You really shouldn't be using x87 instructions for your tests. I doubt Intel or AMD bothers to squeeze cycles out of those anymore, and there's also massive overhead involved in using them at all anymore (the OS doesn't bother to allocate context switch state for them until they're used, that chunk of the core is powered down most of the time, etc).
I'm not a chip designer, so I could be wrong here, and I know division is intrinsically harder than multiplication, but I also know an integer divide circuit can spit out both quotient and remainder simultaneously, and I don't see any reason why floating point divide should be different.
Much like multiplication, a floating point quotient (N * 2^k) / (M * 2^h) is just the quotient of the significands with the exponent adjusted (N / M) * 2^(k-h), which is why the cost of floating point division is in the same ballpark as integer division of comparable size.
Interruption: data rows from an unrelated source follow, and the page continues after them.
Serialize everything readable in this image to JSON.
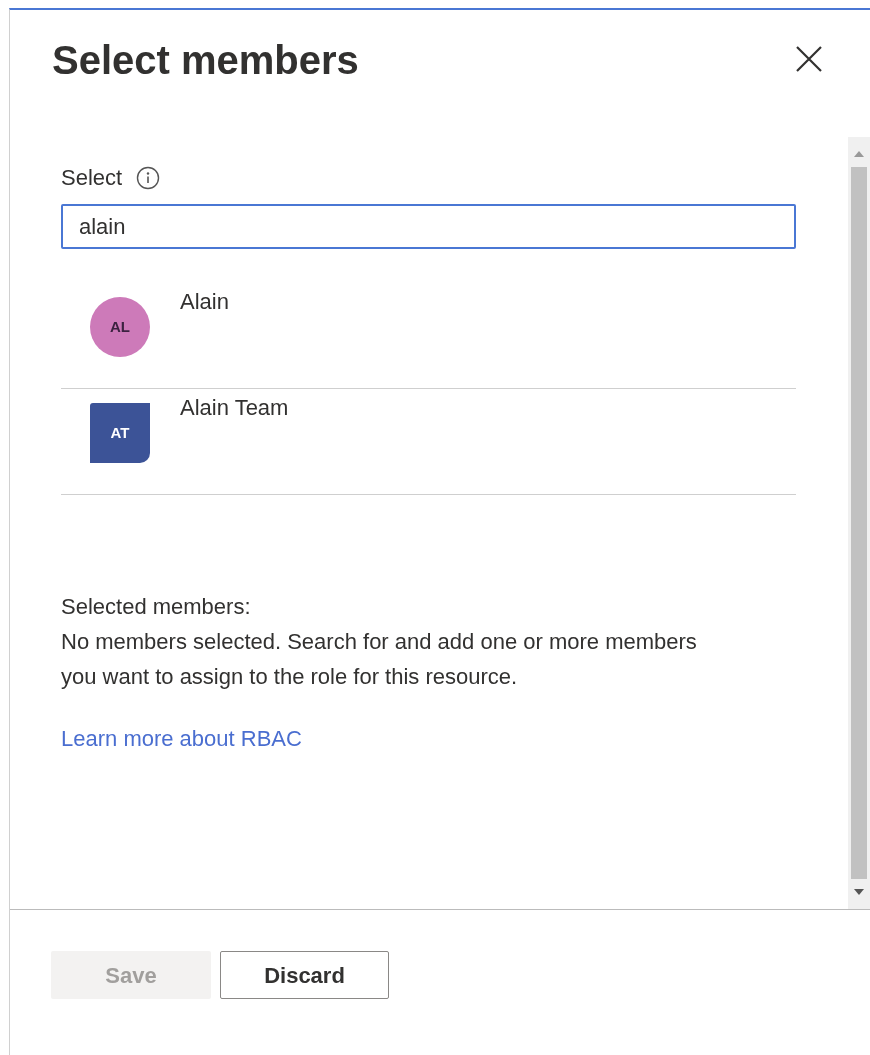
{
  "title": "Select members",
  "select": {
    "label": "Select",
    "value": "alain"
  },
  "results": [
    {
      "kind": "user",
      "initials": "AL",
      "name": "Alain",
      "color": "#cd7ab9"
    },
    {
      "kind": "group",
      "initials": "AT",
      "name": "Alain Team",
      "color": "#3c5397"
    }
  ],
  "selected_members": {
    "heading": "Selected members:",
    "message": "No members selected. Search for and add one or more members you want to assign to the role for this resource."
  },
  "link": "Learn more about RBAC",
  "buttons": [
    {
      "label": "Save",
      "disabled": true
    },
    {
      "label": "Discard",
      "disabled": false
    }
  ]
}
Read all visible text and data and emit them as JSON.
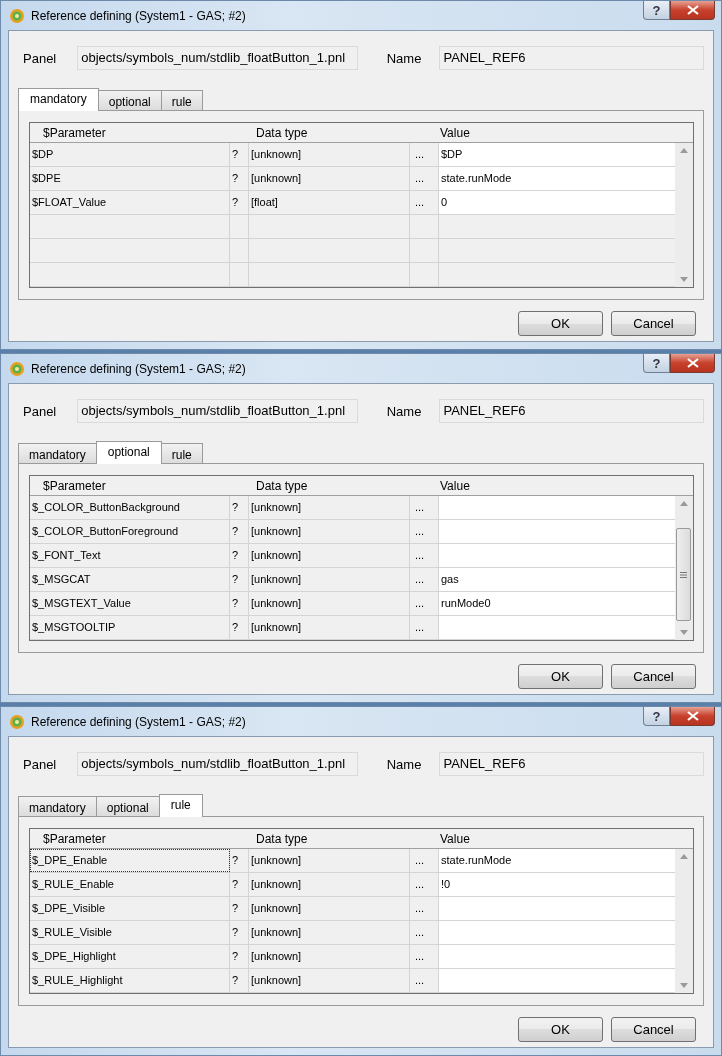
{
  "windows": [
    {
      "title": "Reference defining (System1 - GAS; #2)",
      "help_button": "?",
      "panel_label": "Panel",
      "panel_value": "objects/symbols_num/stdlib_floatButton_1.pnl",
      "name_label": "Name",
      "name_value": "PANEL_REF6",
      "tabs": [
        {
          "label": "mandatory",
          "selected": true
        },
        {
          "label": "optional",
          "selected": false
        },
        {
          "label": "rule",
          "selected": false
        }
      ],
      "table": {
        "columns": [
          "$Parameter",
          "Data type",
          "Value"
        ],
        "scroll_thumb": false,
        "rows": [
          {
            "parameter": "$DP",
            "help": "?",
            "data_type": "[unknown]",
            "browse": "...",
            "value": "$DP",
            "focused": false
          },
          {
            "parameter": "$DPE",
            "help": "?",
            "data_type": "[unknown]",
            "browse": "...",
            "value": "state.runMode",
            "focused": false
          },
          {
            "parameter": "$FLOAT_Value",
            "help": "?",
            "data_type": "[float]",
            "browse": "...",
            "value": "0",
            "focused": false
          }
        ]
      },
      "buttons": [
        "OK",
        "Cancel"
      ]
    },
    {
      "title": "Reference defining (System1 - GAS; #2)",
      "help_button": "?",
      "panel_label": "Panel",
      "panel_value": "objects/symbols_num/stdlib_floatButton_1.pnl",
      "name_label": "Name",
      "name_value": "PANEL_REF6",
      "tabs": [
        {
          "label": "mandatory",
          "selected": false
        },
        {
          "label": "optional",
          "selected": true
        },
        {
          "label": "rule",
          "selected": false
        }
      ],
      "table": {
        "columns": [
          "$Parameter",
          "Data type",
          "Value"
        ],
        "scroll_thumb": true,
        "rows": [
          {
            "parameter": "$_COLOR_ButtonBackground",
            "help": "?",
            "data_type": "[unknown]",
            "browse": "...",
            "value": "",
            "focused": false
          },
          {
            "parameter": "$_COLOR_ButtonForeground",
            "help": "?",
            "data_type": "[unknown]",
            "browse": "...",
            "value": "",
            "focused": false
          },
          {
            "parameter": "$_FONT_Text",
            "help": "?",
            "data_type": "[unknown]",
            "browse": "...",
            "value": "",
            "focused": false
          },
          {
            "parameter": "$_MSGCAT",
            "help": "?",
            "data_type": "[unknown]",
            "browse": "...",
            "value": "gas",
            "focused": false
          },
          {
            "parameter": "$_MSGTEXT_Value",
            "help": "?",
            "data_type": "[unknown]",
            "browse": "...",
            "value": "runMode0",
            "focused": false
          },
          {
            "parameter": "$_MSGTOOLTIP",
            "help": "?",
            "data_type": "[unknown]",
            "browse": "...",
            "value": "",
            "focused": false
          }
        ]
      },
      "buttons": [
        "OK",
        "Cancel"
      ]
    },
    {
      "title": "Reference defining (System1 - GAS; #2)",
      "help_button": "?",
      "panel_label": "Panel",
      "panel_value": "objects/symbols_num/stdlib_floatButton_1.pnl",
      "name_label": "Name",
      "name_value": "PANEL_REF6",
      "tabs": [
        {
          "label": "mandatory",
          "selected": false
        },
        {
          "label": "optional",
          "selected": false
        },
        {
          "label": "rule",
          "selected": true
        }
      ],
      "table": {
        "columns": [
          "$Parameter",
          "Data type",
          "Value"
        ],
        "scroll_thumb": false,
        "rows": [
          {
            "parameter": "$_DPE_Enable",
            "help": "?",
            "data_type": "[unknown]",
            "browse": "...",
            "value": "state.runMode",
            "focused": true
          },
          {
            "parameter": "$_RULE_Enable",
            "help": "?",
            "data_type": "[unknown]",
            "browse": "...",
            "value": "!0",
            "focused": false
          },
          {
            "parameter": "$_DPE_Visible",
            "help": "?",
            "data_type": "[unknown]",
            "browse": "...",
            "value": "",
            "focused": false
          },
          {
            "parameter": "$_RULE_Visible",
            "help": "?",
            "data_type": "[unknown]",
            "browse": "...",
            "value": "",
            "focused": false
          },
          {
            "parameter": "$_DPE_Highlight",
            "help": "?",
            "data_type": "[unknown]",
            "browse": "...",
            "value": "",
            "focused": false
          },
          {
            "parameter": "$_RULE_Highlight",
            "help": "?",
            "data_type": "[unknown]",
            "browse": "...",
            "value": "",
            "focused": false
          }
        ]
      },
      "buttons": [
        "OK",
        "Cancel"
      ]
    }
  ]
}
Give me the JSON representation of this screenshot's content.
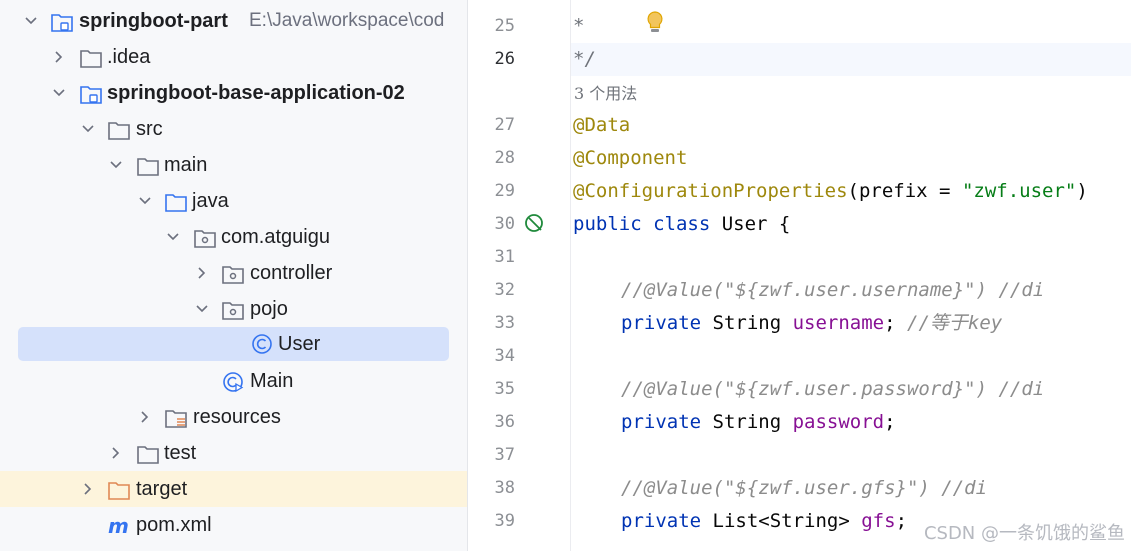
{
  "project_tree": {
    "root": {
      "name": "springboot-part",
      "path": "E:\\Java\\workspace\\cod"
    },
    "items": [
      {
        "label": ".idea"
      },
      {
        "label": "springboot-base-application-02"
      },
      {
        "label": "src"
      },
      {
        "label": "main"
      },
      {
        "label": "java"
      },
      {
        "label": "com.atguigu"
      },
      {
        "label": "controller"
      },
      {
        "label": "pojo"
      },
      {
        "label": "User"
      },
      {
        "label": "Main"
      },
      {
        "label": "resources"
      },
      {
        "label": "test"
      },
      {
        "label": "target"
      },
      {
        "label": "pom.xml"
      }
    ],
    "selected": "User"
  },
  "editor": {
    "current_line": "26",
    "line_numbers": [
      "25",
      "26",
      "27",
      "28",
      "29",
      "30",
      "31",
      "32",
      "33",
      "34",
      "35",
      "36",
      "37",
      "38",
      "39"
    ],
    "usages_hint": "3 个用法",
    "lines": {
      "l25": {
        "star": "*"
      },
      "l26": {
        "close": "*/"
      },
      "l27": {
        "ann": "@Data"
      },
      "l28": {
        "ann": "@Component"
      },
      "l29": {
        "ann": "@ConfigurationProperties",
        "open": "(prefix = ",
        "str": "\"zwf.user\"",
        "close": ")"
      },
      "l30": {
        "kw": "public class",
        "rest": " User {"
      },
      "l32": {
        "comment": "//@Value(\"${zwf.user.username}\") //di"
      },
      "l33": {
        "kw": "private",
        "type": " String ",
        "field": "username",
        "semi": "; ",
        "comment": "//等于key"
      },
      "l35": {
        "comment": "//@Value(\"${zwf.user.password}\") //di"
      },
      "l36": {
        "kw": "private",
        "type": " String ",
        "field": "password",
        "semi": ";"
      },
      "l38": {
        "comment": "//@Value(\"${zwf.user.gfs}\") //di"
      },
      "l39": {
        "kw": "private",
        "type": " List<String> ",
        "field": "gfs",
        "semi": ";"
      }
    },
    "icons": {
      "intention": "lightbulb-icon",
      "gutter": "bean-icon"
    }
  },
  "watermark": "CSDN @一条饥饿的鲨鱼",
  "colors": {
    "selection": "#d5e1fb",
    "excluded_highlight": "#fdf4dc",
    "keyword": "#0033b3",
    "annotation": "#9e880d",
    "string": "#067d17",
    "field": "#871094",
    "comment": "#8c8c8c"
  }
}
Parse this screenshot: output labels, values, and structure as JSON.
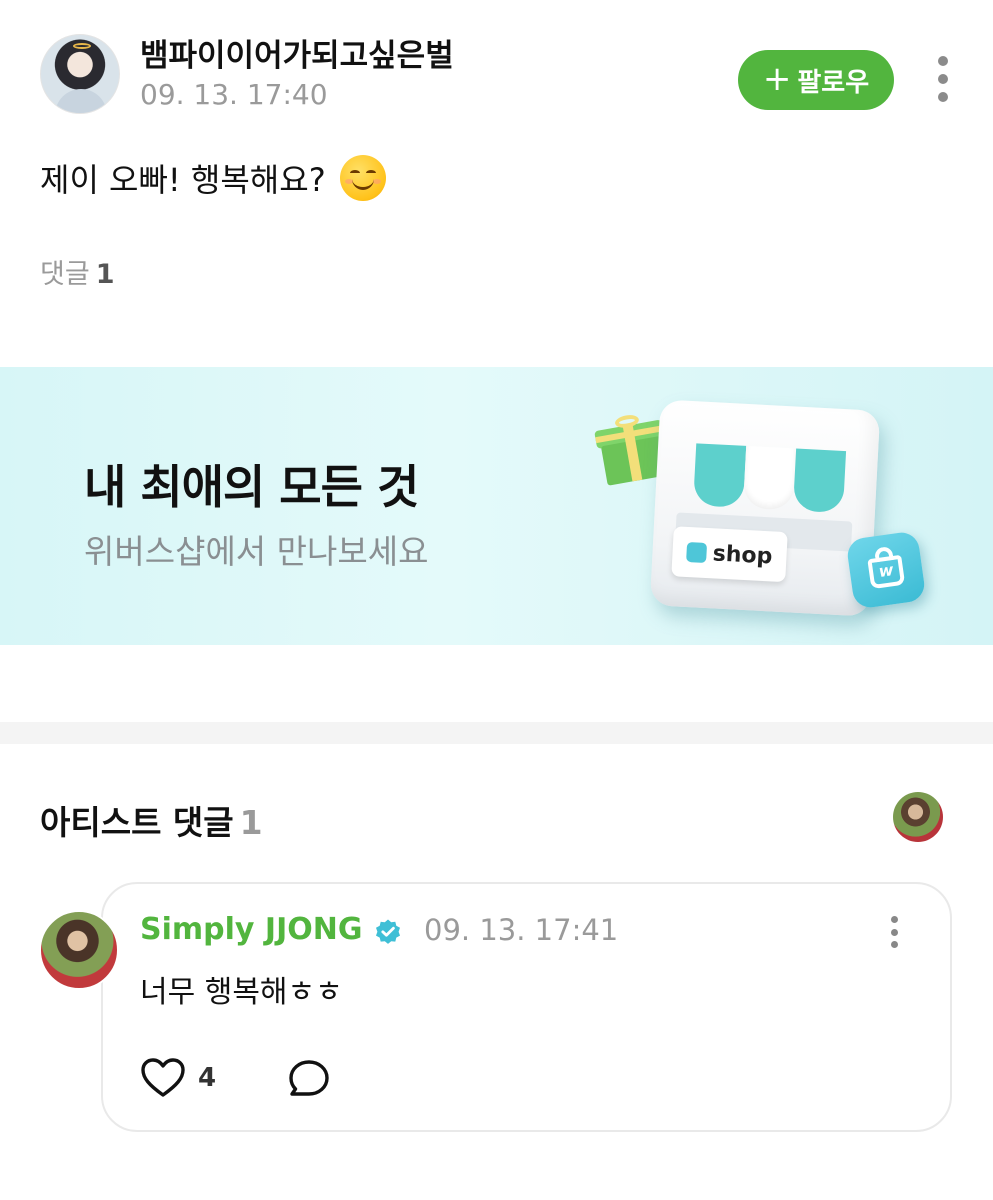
{
  "post": {
    "author_name": "뱀파이이어가되고싶은벌",
    "timestamp": "09. 13. 17:40",
    "follow_label": "팔로우",
    "text": "제이 오빠! 행복해요?",
    "comments_label": "댓글",
    "comments_count": "1"
  },
  "banner": {
    "title": "내 최애의 모든 것",
    "subtitle": "위버스샵에서 만나보세요",
    "sign_label": "shop",
    "bag_letter": "w"
  },
  "artist_comments": {
    "section_label": "아티스트 댓글",
    "count": "1",
    "comments": [
      {
        "author_name": "Simply JJONG",
        "timestamp": "09. 13. 17:41",
        "text": "너무 행복해ㅎㅎ",
        "like_count": "4"
      }
    ]
  },
  "colors": {
    "accent_green": "#52b53e",
    "verified_blue": "#3fbfd6",
    "banner_bg": "#dcf7f8",
    "meta_gray": "#9a9a9a"
  },
  "icons": {
    "follow": "plus-icon",
    "post_menu": "more-vertical-icon",
    "emoji": "smiling-face-emoji",
    "verified": "verified-check-icon",
    "like": "heart-icon",
    "reply": "speech-bubble-icon"
  }
}
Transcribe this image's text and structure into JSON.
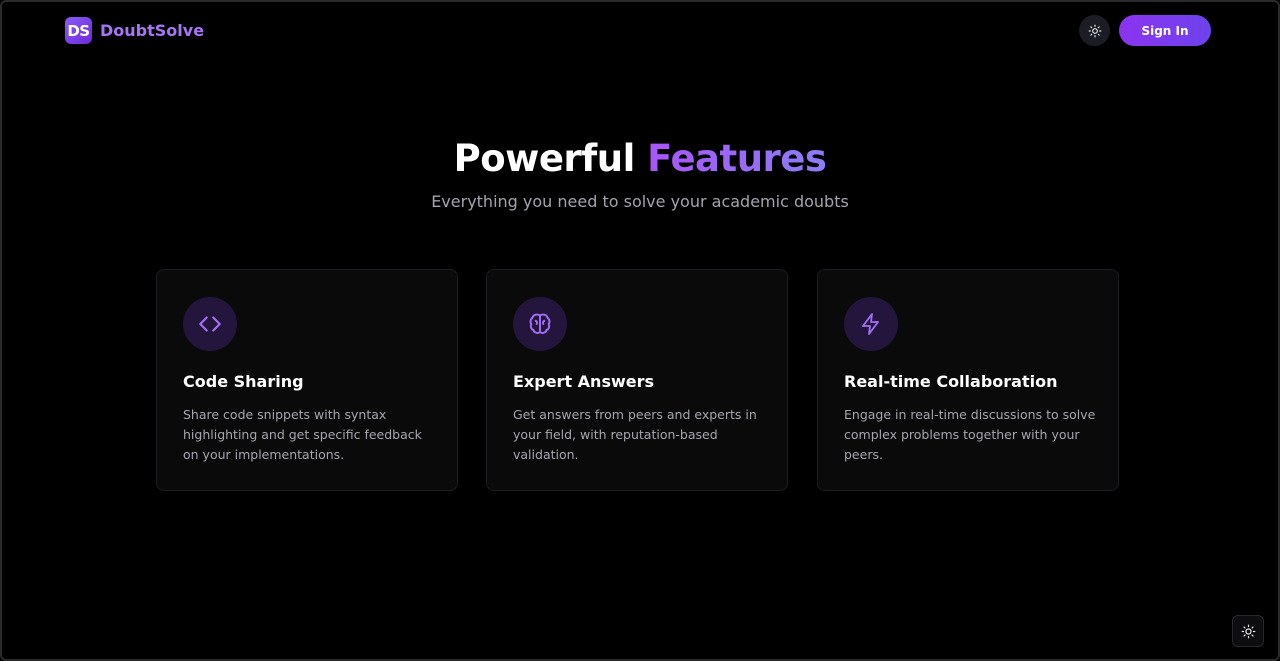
{
  "header": {
    "brand_badge": "DS",
    "brand_name": "DoubtSolve",
    "theme_toggle_icon": "sun-icon",
    "signin_label": "Sign In"
  },
  "hero": {
    "title_main": "Powerful",
    "title_accent": "Features",
    "subtitle": "Everything you need to solve your academic doubts"
  },
  "features": [
    {
      "icon": "code-icon",
      "title": "Code Sharing",
      "description": "Share code snippets with syntax highlighting and get specific feedback on your implementations."
    },
    {
      "icon": "brain-icon",
      "title": "Expert Answers",
      "description": "Get answers from peers and experts in your field, with reputation-based validation."
    },
    {
      "icon": "lightning-icon",
      "title": "Real-time Collaboration",
      "description": "Engage in real-time discussions to solve complex problems together with your peers."
    }
  ],
  "floating_theme_icon": "sun-icon",
  "colors": {
    "background": "#000000",
    "brand_purple": "#a675f5",
    "accent_gradient_start": "#a855f7",
    "accent_gradient_end": "#8b7cf6",
    "button_gradient_start": "#8b34f0",
    "button_gradient_end": "#6d42ec",
    "icon_bg": "#24153d",
    "icon_stroke": "#a36ef5"
  }
}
On the other hand, the remainder does not decompose the same way: (N * 2^k) % (M * 2^h) becomes ((N * 2^(k-h)) % M) * 2^h, where the integer remainder has the dividend shifted left by k-h bits. That is, near the worst case, f64 % f64 is kind of like u2000 % u54.
The tail of 0-bits does allow an asymptotically faster algorithm since its just modular exponentiation: You can compute (2^n) % M in O(log(n)) steps, and in a quick test that is another order of magnitude faster for my previous benchmark. Then again, that benchmark was just measuring the worst case which is rather unrealistic. Typically the difference in exponent shouldn't be large.